Aadam Ismaeel Khamis

Personal information
- Born: 12 February 1989 (age 37)

Medal record
Men's athletics
Representing Bahrain
Asian Games
| Bronze medal – third place | Doha 2006 | 10,000 m |
Asian Indoor Championships
| Bronze medal – third place | 2006 Pattaya | 3000 m |

= Aadam Ismaeel Khamis =

Bahraini-Kenyan long-distance runner (born 1989)

Aadam Ismaeel Khamis (born Hosea Kosgei; آدم خميس إسماعيل; born 12 February 1989) is a Bahraini-Kenyan long-distance runner. He represents Bahrain after his switch from Kenya.

== Biography ==
According to Bahraini officials, Kosgei was born on 12 February 1989, in Kenya. Like fellow Bahraini runners Belal Mansoor Ali and Tareq Mubarak Taher, his age is surrounded by controversy. In August 2005, the IAAF opened an investigation on their ages which was still ongoing As of March 2007.

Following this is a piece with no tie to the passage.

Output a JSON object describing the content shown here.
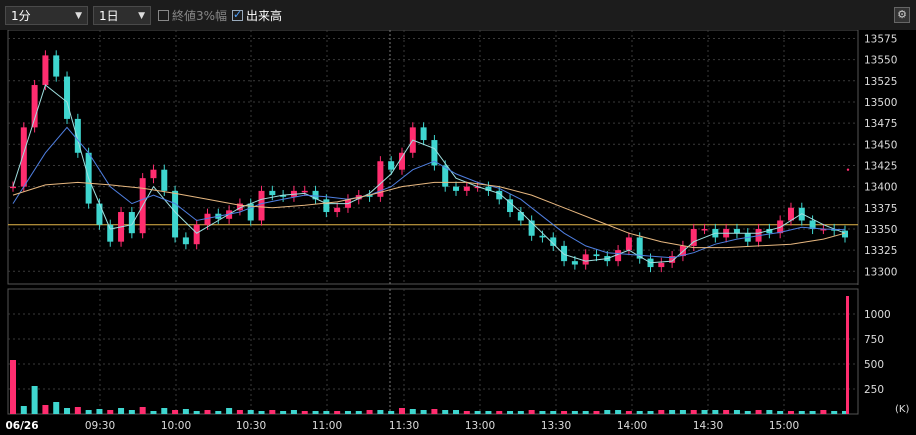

In 2006, Khamis won a bronze medal over 3000 metres at the Asian Indoor Athletics Championships. At the World Junior Championships in Beijing the same year he won a bronze in 10,000 metres and finished fifth in 5000 metres. The IAAF Council opened an investigatory disciplinary file on Khamis the day after his 5000 m finish.